Im Verlauf des Spaziergangs sagt der Pensionär: «Für mich ist Spreitenbach ein Dorf.» Eigentlich zwei: Oben im alten Dorfkern kenne jeder jeden. «Das klingt komisch. Spreitenbach hat 12000 Einwohner. Aber es ist so.» Im unteren Teil der Gemeinde, dort, wo es vermehrt Hochhäuser und Industrie gibt, sei der zweite Teil. Dort sei alles unpersönlicher.

Am Ruf der Gemeinde haftet viel Negatives: Schlägereien, Industrie, «Usländer-Ghetto», Bauboom, Hochhäuser. Von daher stammt vermutlich der Übername, «Manhattan des Aargaus». Die beiden Wolkenkratzer des Shoppi, so nennt der Volksmund das Shoppingcenter, gehören zum Ortsbild wie das Bundeshaus zu Bern.

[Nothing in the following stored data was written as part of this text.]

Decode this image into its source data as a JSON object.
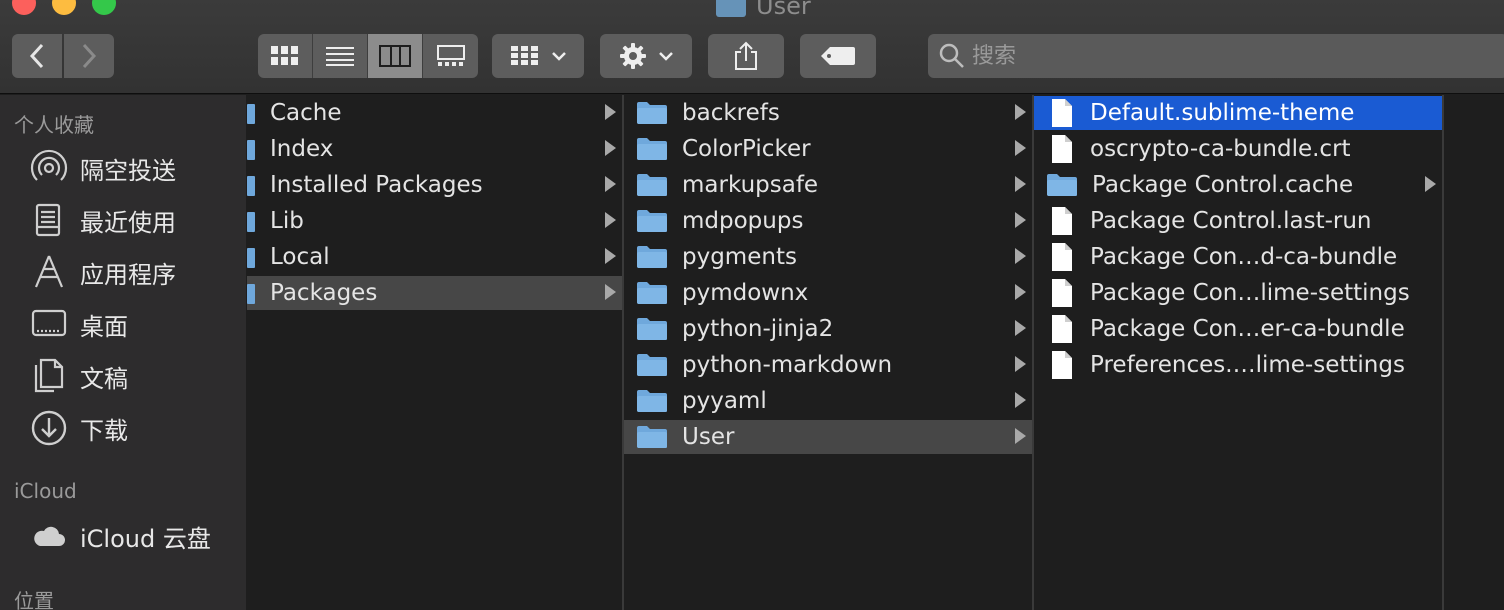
{
  "window": {
    "title": "User"
  },
  "toolbar": {
    "nav": {
      "back_icon": "chevron-left-icon",
      "forward_icon": "chevron-right-icon"
    },
    "view_modes": [
      {
        "name": "icon-view",
        "icon": "grid-icon"
      },
      {
        "name": "list-view",
        "icon": "list-icon"
      },
      {
        "name": "column-view",
        "icon": "columns-icon",
        "active": true
      },
      {
        "name": "gallery-view",
        "icon": "gallery-icon"
      }
    ],
    "search": {
      "placeholder": "搜索"
    }
  },
  "sidebar": {
    "favorites_header": "个人收藏",
    "favorites": [
      {
        "label": "隔空投送",
        "icon": "airdrop-icon"
      },
      {
        "label": "最近使用",
        "icon": "recents-icon"
      },
      {
        "label": "应用程序",
        "icon": "applications-icon"
      },
      {
        "label": "桌面",
        "icon": "desktop-icon"
      },
      {
        "label": "文稿",
        "icon": "documents-icon"
      },
      {
        "label": "下载",
        "icon": "downloads-icon"
      }
    ],
    "icloud_header": "iCloud",
    "icloud": [
      {
        "label": "iCloud 云盘",
        "icon": "cloud-icon"
      }
    ],
    "locations_header": "位置"
  },
  "columns": [
    {
      "items": [
        {
          "label": "Cache"
        },
        {
          "label": "Index"
        },
        {
          "label": "Installed Packages"
        },
        {
          "label": "Lib"
        },
        {
          "label": "Local"
        },
        {
          "label": "Packages",
          "selected": true
        }
      ]
    },
    {
      "items": [
        {
          "label": "backrefs"
        },
        {
          "label": "ColorPicker"
        },
        {
          "label": "markupsafe"
        },
        {
          "label": "mdpopups"
        },
        {
          "label": "pygments"
        },
        {
          "label": "pymdownx"
        },
        {
          "label": "python-jinja2"
        },
        {
          "label": "python-markdown"
        },
        {
          "label": "pyyaml"
        },
        {
          "label": "User",
          "selected": true
        }
      ]
    },
    {
      "items": [
        {
          "label": "Default.sublime-theme",
          "kind": "file"
        },
        {
          "label": "oscrypto-ca-bundle.crt",
          "kind": "file"
        },
        {
          "label": "Package Control.cache",
          "kind": "folder"
        },
        {
          "label": "Package Control.last-run",
          "kind": "file"
        },
        {
          "label": "Package Con…d-ca-bundle",
          "kind": "file"
        },
        {
          "label": "Package Con…lime-settings",
          "kind": "file"
        },
        {
          "label": "Package Con…er-ca-bundle",
          "kind": "file"
        },
        {
          "label": "Preferences.…lime-settings",
          "kind": "file"
        }
      ]
    }
  ],
  "colors": {
    "selection_blue": "#1a5bd3",
    "folder_blue": "#6fa8dc"
  }
}
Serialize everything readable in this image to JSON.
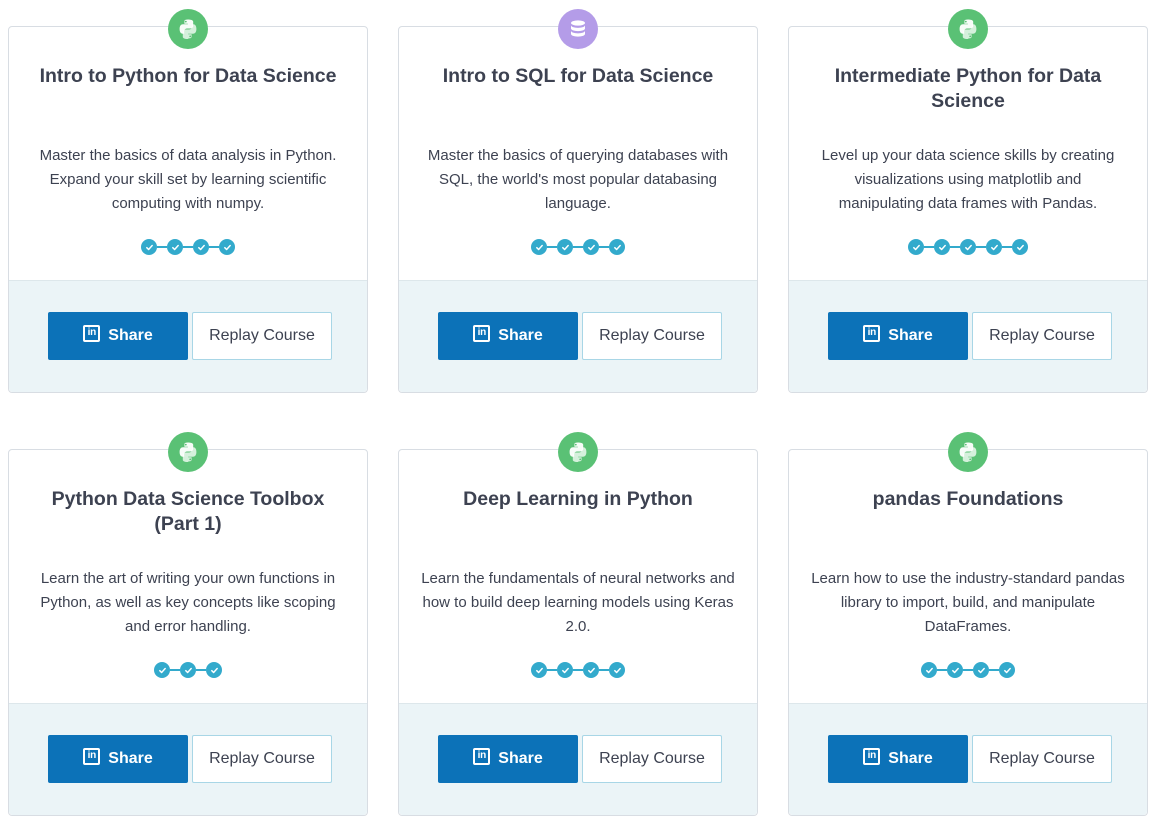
{
  "colors": {
    "python_badge": "#5ac175",
    "sql_badge": "#b49ce8",
    "progress": "#33aacc",
    "share_button": "#0c72b8",
    "footer_bg": "#ebf4f7"
  },
  "courses": [
    {
      "icon": "python-icon",
      "title": "Intro to Python for Data Science",
      "description": "Master the basics of data analysis in Python. Expand your skill set by learning scientific computing with numpy.",
      "chapters_completed": 4,
      "share_label": "Share",
      "linkedin_glyph": "in",
      "replay_label": "Replay Course"
    },
    {
      "icon": "database-icon",
      "title": "Intro to SQL for Data Science",
      "description": "Master the basics of querying databases with SQL, the world's most popular databasing language.",
      "chapters_completed": 4,
      "share_label": "Share",
      "linkedin_glyph": "in",
      "replay_label": "Replay Course"
    },
    {
      "icon": "python-icon",
      "title": "Intermediate Python for Data Science",
      "description": "Level up your data science skills by creating visualizations using matplotlib and manipulating data frames with Pandas.",
      "chapters_completed": 5,
      "share_label": "Share",
      "linkedin_glyph": "in",
      "replay_label": "Replay Course"
    },
    {
      "icon": "python-icon",
      "title": "Python Data Science Toolbox (Part 1)",
      "description": "Learn the art of writing your own functions in Python, as well as key concepts like scoping and error handling.",
      "chapters_completed": 3,
      "share_label": "Share",
      "linkedin_glyph": "in",
      "replay_label": "Replay Course"
    },
    {
      "icon": "python-icon",
      "title": "Deep Learning in Python",
      "description": "Learn the fundamentals of neural networks and how to build deep learning models using Keras 2.0.",
      "chapters_completed": 4,
      "share_label": "Share",
      "linkedin_glyph": "in",
      "replay_label": "Replay Course"
    },
    {
      "icon": "python-icon",
      "title": "pandas Foundations",
      "description": "Learn how to use the industry-standard pandas library to import, build, and manipulate DataFrames.",
      "chapters_completed": 4,
      "share_label": "Share",
      "linkedin_glyph": "in",
      "replay_label": "Replay Course"
    }
  ]
}
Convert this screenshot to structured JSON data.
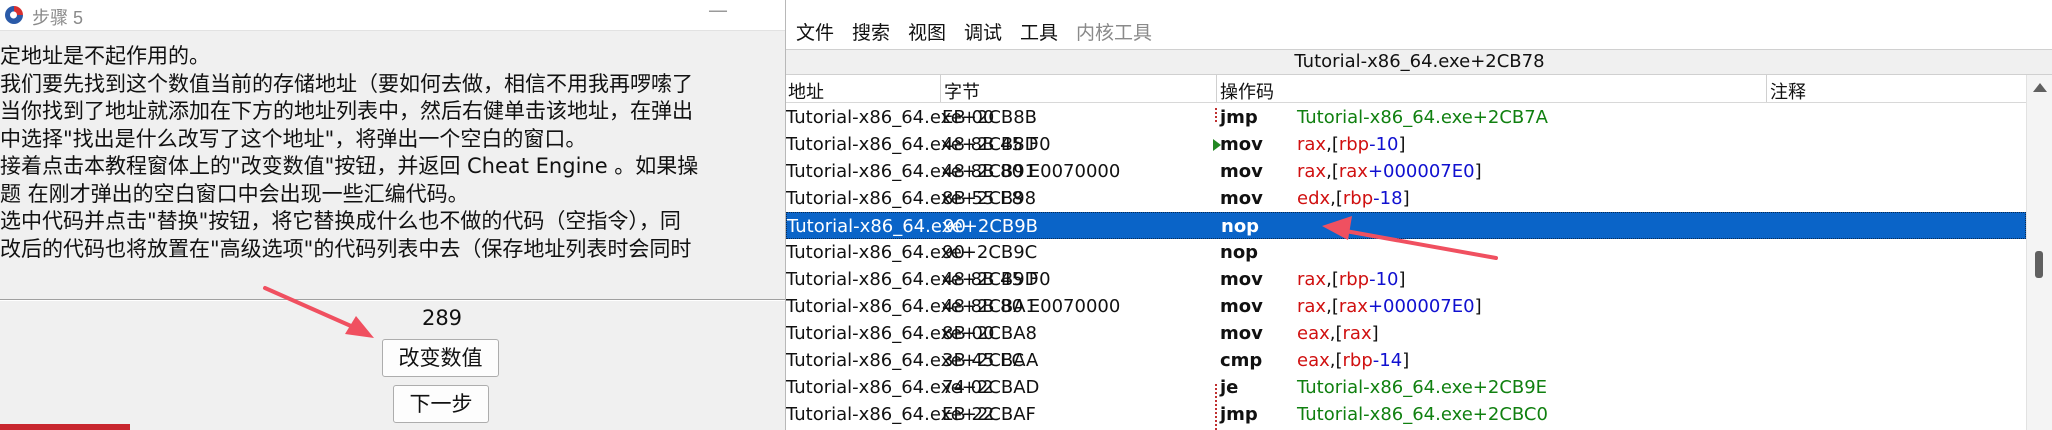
{
  "tutorial": {
    "title": "步骤 5",
    "description_lines": [
      "定地址是不起作用的。",
      "我们要先找到这个数值当前的存储地址（要如何去做，相信不用我再啰嗦了",
      "当你找到了地址就添加在下方的地址列表中，然后右健单击该地址，在弹出",
      "中选择\"找出是什么改写了这个地址\"，将弹出一个空白的窗口。",
      "接着点击本教程窗体上的\"改变数值\"按钮，并返回 Cheat Engine 。如果操",
      "题 在刚才弹出的空白窗口中会出现一些汇编代码。",
      "选中代码并点击\"替换\"按钮，将它替换成什么也不做的代码（空指令），同",
      "改后的代码也将放置在\"高级选项\"的代码列表中去（保存地址列表时会同时"
    ],
    "value": "289",
    "change_button": "改变数值",
    "next_button": "下一步"
  },
  "memory_viewer": {
    "menu": [
      "文件",
      "搜索",
      "视图",
      "调试",
      "工具",
      "内核工具"
    ],
    "current_address": "Tutorial-x86_64.exe+2CB78",
    "columns": [
      "地址",
      "字节",
      "操作码",
      "注释"
    ],
    "rows": [
      {
        "addr": "Tutorial-x86_64.exe+2CB8B",
        "bytes": "EB 00",
        "op": "jmp",
        "args": [
          {
            "t": "Tutorial-x86_64.exe+2CB7A",
            "c": "jmpt"
          }
        ]
      },
      {
        "addr": "Tutorial-x86_64.exe+2CB8D",
        "bytes": "48 8B 45 F0",
        "op": "mov",
        "args": [
          {
            "t": "rax",
            "c": "reg"
          },
          {
            "t": ",[",
            "c": "punct"
          },
          {
            "t": "rbp",
            "c": "reg"
          },
          {
            "t": "-10",
            "c": "num"
          },
          {
            "t": "]",
            "c": "punct"
          }
        ]
      },
      {
        "addr": "Tutorial-x86_64.exe+2CB91",
        "bytes": "48 8B 80 E0070000",
        "op": "mov",
        "args": [
          {
            "t": "rax",
            "c": "reg"
          },
          {
            "t": ",[",
            "c": "punct"
          },
          {
            "t": "rax",
            "c": "reg"
          },
          {
            "t": "+000007E0",
            "c": "num"
          },
          {
            "t": "]",
            "c": "punct"
          }
        ]
      },
      {
        "addr": "Tutorial-x86_64.exe+2CB98",
        "bytes": "8B 55 E8",
        "op": "mov",
        "args": [
          {
            "t": "edx",
            "c": "reg"
          },
          {
            "t": ",[",
            "c": "punct"
          },
          {
            "t": "rbp",
            "c": "reg"
          },
          {
            "t": "-18",
            "c": "num"
          },
          {
            "t": "]",
            "c": "punct"
          }
        ]
      },
      {
        "addr": "Tutorial-x86_64.exe+2CB9B",
        "bytes": "90",
        "op": "nop",
        "args": [],
        "selected": true
      },
      {
        "addr": "Tutorial-x86_64.exe+2CB9C",
        "bytes": "90",
        "op": "nop",
        "args": []
      },
      {
        "addr": "Tutorial-x86_64.exe+2CB9D",
        "bytes": "48 8B 45 F0",
        "op": "mov",
        "args": [
          {
            "t": "rax",
            "c": "reg"
          },
          {
            "t": ",[",
            "c": "punct"
          },
          {
            "t": "rbp",
            "c": "reg"
          },
          {
            "t": "-10",
            "c": "num"
          },
          {
            "t": "]",
            "c": "punct"
          }
        ]
      },
      {
        "addr": "Tutorial-x86_64.exe+2CBA1",
        "bytes": "48 8B 80 E0070000",
        "op": "mov",
        "args": [
          {
            "t": "rax",
            "c": "reg"
          },
          {
            "t": ",[",
            "c": "punct"
          },
          {
            "t": "rax",
            "c": "reg"
          },
          {
            "t": "+000007E0",
            "c": "num"
          },
          {
            "t": "]",
            "c": "punct"
          }
        ]
      },
      {
        "addr": "Tutorial-x86_64.exe+2CBA8",
        "bytes": "8B 00",
        "op": "mov",
        "args": [
          {
            "t": "eax",
            "c": "reg"
          },
          {
            "t": ",[",
            "c": "punct"
          },
          {
            "t": "rax",
            "c": "reg"
          },
          {
            "t": "]",
            "c": "punct"
          }
        ]
      },
      {
        "addr": "Tutorial-x86_64.exe+2CBAA",
        "bytes": "3B 45 EC",
        "op": "cmp",
        "args": [
          {
            "t": "eax",
            "c": "reg"
          },
          {
            "t": ",[",
            "c": "punct"
          },
          {
            "t": "rbp",
            "c": "reg"
          },
          {
            "t": "-14",
            "c": "num"
          },
          {
            "t": "]",
            "c": "punct"
          }
        ]
      },
      {
        "addr": "Tutorial-x86_64.exe+2CBAD",
        "bytes": "74 02",
        "op": "je",
        "args": [
          {
            "t": "Tutorial-x86_64.exe+2CB9E",
            "c": "jmpt"
          }
        ]
      },
      {
        "addr": "Tutorial-x86_64.exe+2CBAF",
        "bytes": "EB 22",
        "op": "jmp",
        "args": [
          {
            "t": "Tutorial-x86_64.exe+2CBC0",
            "c": "jmpt"
          }
        ]
      }
    ]
  },
  "colors": {
    "selection": "#0a64c8",
    "register": "#d01010",
    "number": "#1010d0",
    "jump_target": "#108010",
    "annotation_arrow": "#f05060"
  }
}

Der rote wird «Blutwurst» genannt. Der graue «Leberwurst». Das negative Image von Spreitenbach ist nicht neu: Bereits in den 1970er-Jahren sagte der damalige Gemeindepräsident, es gebe nur schlechte Nachrichten übers Dorf. Auch wer heute erzählt, er stamme aus der Siedlung an der A1, dem ist eine naserümpfende Reaktion gewiss. Gerig: «Spreitenbach wird oft schlecht dargestellt. Wir Einwohner finden aber nicht, dass wir in einer schlechten Ecke wohnen.»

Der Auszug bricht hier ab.